I wanted my Daddy to take care of me. I wanted a home I'd be comfortable in. So, one night, in the bath, I prayed. I prayed in faith, but also with an open heart. I prayed for His Will.
And we found something that met all my prayers, and more.
Dishwasher, Laundry Room, 2 Bedrooms (sorta), Spacious. We even had a super deep bath tub for luxurious baths and a fireplace. All within our price range!
Fast forward a year, and we're apartment hunting again. This time with a bigger budget, in a cheaper city, and a family that we want to grow. My dreams are bigger, and I'm trusting the Lord with them all.
And so I pray. I pray for a dishwasher, a laundry room, and I'm fine with two bedrooms (secretly, three would be nice!) I pray boldly for big windows, and lots of them. And for a very short commute for Daniel. I trust.

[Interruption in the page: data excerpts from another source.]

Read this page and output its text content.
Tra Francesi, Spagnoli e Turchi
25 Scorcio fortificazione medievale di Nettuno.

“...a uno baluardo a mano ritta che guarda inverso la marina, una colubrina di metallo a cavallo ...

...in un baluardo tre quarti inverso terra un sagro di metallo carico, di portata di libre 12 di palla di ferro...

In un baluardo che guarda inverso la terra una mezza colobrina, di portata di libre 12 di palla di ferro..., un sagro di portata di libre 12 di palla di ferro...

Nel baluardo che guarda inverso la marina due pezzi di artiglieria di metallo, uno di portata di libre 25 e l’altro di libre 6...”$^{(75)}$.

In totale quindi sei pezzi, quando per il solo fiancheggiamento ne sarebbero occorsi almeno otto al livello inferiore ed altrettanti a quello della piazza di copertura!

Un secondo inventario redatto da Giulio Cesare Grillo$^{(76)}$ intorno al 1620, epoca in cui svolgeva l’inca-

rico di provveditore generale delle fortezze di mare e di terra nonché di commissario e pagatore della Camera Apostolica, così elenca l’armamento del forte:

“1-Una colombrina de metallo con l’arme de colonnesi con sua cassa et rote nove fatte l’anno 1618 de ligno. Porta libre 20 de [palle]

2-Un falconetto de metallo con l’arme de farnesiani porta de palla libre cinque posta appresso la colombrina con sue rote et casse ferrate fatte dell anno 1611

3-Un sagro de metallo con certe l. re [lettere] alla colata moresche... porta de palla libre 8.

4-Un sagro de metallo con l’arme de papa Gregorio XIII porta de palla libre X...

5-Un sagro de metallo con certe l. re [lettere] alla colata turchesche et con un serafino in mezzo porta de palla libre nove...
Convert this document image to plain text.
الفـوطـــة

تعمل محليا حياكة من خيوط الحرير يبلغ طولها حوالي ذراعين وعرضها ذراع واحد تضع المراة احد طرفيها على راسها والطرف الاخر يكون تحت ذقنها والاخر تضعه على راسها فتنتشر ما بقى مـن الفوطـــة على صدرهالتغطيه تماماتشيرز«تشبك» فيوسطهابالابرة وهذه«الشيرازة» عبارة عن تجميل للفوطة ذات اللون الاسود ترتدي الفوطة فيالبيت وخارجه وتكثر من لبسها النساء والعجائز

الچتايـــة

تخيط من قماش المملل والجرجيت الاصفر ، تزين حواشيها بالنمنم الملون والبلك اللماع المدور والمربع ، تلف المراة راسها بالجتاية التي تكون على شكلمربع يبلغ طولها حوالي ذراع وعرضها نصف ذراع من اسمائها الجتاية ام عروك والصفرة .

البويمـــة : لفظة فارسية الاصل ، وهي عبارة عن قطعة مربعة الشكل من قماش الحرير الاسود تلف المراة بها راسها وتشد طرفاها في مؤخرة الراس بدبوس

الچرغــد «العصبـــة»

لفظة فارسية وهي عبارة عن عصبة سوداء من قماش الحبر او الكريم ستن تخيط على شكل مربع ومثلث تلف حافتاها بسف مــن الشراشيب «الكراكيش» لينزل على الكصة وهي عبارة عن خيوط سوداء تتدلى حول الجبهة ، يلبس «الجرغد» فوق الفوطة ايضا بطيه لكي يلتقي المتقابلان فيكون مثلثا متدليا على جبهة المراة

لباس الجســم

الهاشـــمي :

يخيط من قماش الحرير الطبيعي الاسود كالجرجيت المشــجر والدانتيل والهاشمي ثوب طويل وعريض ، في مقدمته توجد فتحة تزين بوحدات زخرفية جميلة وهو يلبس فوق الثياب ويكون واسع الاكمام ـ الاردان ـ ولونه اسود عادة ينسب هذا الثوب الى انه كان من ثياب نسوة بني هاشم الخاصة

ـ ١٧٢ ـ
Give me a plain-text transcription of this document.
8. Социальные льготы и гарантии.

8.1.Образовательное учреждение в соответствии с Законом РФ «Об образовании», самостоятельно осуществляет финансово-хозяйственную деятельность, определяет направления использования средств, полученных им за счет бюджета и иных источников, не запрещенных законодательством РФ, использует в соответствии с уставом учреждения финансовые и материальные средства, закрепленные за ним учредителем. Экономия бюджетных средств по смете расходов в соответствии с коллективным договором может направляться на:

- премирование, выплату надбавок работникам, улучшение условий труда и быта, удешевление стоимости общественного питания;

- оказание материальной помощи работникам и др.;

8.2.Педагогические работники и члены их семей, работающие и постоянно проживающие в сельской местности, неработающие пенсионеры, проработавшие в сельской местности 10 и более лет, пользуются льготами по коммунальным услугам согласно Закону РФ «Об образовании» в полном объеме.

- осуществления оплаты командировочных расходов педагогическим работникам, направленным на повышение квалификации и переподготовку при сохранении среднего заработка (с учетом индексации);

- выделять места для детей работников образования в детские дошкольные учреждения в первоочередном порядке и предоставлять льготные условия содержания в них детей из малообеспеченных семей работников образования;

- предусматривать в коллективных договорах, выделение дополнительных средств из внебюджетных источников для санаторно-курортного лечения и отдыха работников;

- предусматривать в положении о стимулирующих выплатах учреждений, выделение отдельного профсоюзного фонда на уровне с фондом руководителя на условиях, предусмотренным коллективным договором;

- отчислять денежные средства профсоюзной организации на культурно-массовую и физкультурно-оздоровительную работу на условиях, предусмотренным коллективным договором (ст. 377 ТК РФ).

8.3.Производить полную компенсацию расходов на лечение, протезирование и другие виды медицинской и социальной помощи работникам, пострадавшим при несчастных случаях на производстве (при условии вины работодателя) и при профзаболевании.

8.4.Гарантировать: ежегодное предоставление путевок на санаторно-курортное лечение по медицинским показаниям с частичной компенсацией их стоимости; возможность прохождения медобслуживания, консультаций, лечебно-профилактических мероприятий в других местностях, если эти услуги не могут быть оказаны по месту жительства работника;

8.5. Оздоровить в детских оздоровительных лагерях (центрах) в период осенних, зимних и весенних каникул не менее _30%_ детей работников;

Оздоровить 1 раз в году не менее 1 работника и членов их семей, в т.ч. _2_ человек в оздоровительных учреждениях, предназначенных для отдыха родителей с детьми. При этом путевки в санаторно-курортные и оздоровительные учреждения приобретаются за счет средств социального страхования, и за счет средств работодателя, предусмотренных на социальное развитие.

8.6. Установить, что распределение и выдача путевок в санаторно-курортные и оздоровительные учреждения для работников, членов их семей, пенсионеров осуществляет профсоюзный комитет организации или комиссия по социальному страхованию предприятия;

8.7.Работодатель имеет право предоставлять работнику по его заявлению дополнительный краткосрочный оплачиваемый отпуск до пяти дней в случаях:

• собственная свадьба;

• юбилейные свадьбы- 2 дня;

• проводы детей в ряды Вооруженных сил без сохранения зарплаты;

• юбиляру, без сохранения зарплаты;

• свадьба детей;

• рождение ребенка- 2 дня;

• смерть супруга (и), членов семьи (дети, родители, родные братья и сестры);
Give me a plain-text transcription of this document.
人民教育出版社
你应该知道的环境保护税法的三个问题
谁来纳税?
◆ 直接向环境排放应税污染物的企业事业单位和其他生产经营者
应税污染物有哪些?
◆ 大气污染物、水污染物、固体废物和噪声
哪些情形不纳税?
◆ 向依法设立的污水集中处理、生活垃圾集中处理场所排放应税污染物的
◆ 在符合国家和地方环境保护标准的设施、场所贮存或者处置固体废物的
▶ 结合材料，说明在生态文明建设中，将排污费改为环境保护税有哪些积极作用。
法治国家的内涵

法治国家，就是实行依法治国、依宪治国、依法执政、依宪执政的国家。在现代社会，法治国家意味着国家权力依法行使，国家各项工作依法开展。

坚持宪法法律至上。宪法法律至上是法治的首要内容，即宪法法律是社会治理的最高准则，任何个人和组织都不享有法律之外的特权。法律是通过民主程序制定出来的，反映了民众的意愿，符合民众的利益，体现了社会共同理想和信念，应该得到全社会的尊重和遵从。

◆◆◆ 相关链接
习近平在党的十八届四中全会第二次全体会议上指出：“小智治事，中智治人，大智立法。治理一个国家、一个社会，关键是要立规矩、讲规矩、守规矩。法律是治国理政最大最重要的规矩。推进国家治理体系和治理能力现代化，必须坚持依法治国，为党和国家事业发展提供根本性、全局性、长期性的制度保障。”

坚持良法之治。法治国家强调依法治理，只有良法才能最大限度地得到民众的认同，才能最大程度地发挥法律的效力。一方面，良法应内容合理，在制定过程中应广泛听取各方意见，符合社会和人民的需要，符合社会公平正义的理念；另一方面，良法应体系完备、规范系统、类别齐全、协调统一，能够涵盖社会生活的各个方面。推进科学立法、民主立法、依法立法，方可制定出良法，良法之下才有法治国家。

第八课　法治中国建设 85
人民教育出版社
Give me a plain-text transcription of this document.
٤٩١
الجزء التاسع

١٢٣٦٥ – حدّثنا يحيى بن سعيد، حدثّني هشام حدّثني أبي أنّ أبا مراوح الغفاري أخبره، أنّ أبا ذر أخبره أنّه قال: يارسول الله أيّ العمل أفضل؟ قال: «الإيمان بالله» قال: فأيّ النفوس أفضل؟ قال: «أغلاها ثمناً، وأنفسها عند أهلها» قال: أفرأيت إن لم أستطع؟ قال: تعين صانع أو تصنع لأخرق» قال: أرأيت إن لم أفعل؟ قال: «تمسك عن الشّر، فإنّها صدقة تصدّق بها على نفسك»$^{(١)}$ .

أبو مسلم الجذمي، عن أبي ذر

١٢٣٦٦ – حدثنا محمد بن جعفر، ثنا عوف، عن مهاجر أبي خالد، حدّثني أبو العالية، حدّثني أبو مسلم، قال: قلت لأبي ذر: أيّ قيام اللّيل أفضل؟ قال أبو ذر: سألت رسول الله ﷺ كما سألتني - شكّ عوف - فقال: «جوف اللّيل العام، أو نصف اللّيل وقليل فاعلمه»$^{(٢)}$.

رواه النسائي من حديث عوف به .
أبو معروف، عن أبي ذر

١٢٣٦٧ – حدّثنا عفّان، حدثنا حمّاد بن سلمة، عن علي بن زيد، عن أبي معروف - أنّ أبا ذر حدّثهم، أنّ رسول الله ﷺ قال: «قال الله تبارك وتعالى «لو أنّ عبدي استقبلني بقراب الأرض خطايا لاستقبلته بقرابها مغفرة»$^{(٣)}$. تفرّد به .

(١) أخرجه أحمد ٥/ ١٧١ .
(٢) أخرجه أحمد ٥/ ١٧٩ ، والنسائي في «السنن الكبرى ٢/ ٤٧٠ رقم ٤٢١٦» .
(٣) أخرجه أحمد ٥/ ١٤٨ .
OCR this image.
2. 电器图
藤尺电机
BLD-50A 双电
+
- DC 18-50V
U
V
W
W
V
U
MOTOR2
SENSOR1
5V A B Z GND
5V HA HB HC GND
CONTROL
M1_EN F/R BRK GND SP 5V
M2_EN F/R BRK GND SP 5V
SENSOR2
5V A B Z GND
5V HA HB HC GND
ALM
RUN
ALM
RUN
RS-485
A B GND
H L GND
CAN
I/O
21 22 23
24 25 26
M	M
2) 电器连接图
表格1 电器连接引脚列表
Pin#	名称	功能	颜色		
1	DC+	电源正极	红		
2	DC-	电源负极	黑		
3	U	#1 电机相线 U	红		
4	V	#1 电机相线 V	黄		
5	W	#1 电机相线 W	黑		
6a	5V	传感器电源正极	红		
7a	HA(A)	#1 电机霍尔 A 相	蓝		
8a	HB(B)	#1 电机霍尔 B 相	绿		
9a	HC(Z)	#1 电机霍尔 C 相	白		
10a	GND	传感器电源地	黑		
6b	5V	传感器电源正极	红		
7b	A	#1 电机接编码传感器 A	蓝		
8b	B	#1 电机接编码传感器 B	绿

And we find it. Our Home. Something we can see ourselves in for four or five years. It has everything. Windows and all. It's two spacious bedrooms, and beautiful. And it's a townhouse. Bigger than the house I grew up in. Did I mention it's a two minute drive to work?
We go to sign the lease. The woman says, "oh, the only thing is that it's three bedrooms. But it's still the same price." My heart does a flip flop. Three bedrooms? Oh Lord you know my heart! I wasn't bold enough to pray for three bedrooms, but in the corner of my heart I longed for one. It was too big a request, I thought, too extravagant. But you see every corner, and you hear, and even though I didn't have faith enough to ask.
And then, the icing on the cake. The house was originally supposed to be purchased by a young couple who customized it. They wanted the walls painted grey. So that is what they're doing. "Is that okay," the woman asks. My heart, another flip flop. Because grey is the colour I dream of painting my home. But we won't have the money to do that when we first move in. And now, we don't have to.
Thank you Lord, for proving to me, yet again, that I am your daughter. How many years have I spent wanting a Dad who would make all my dreams come true. Why didn't I always know, that Daddy was you?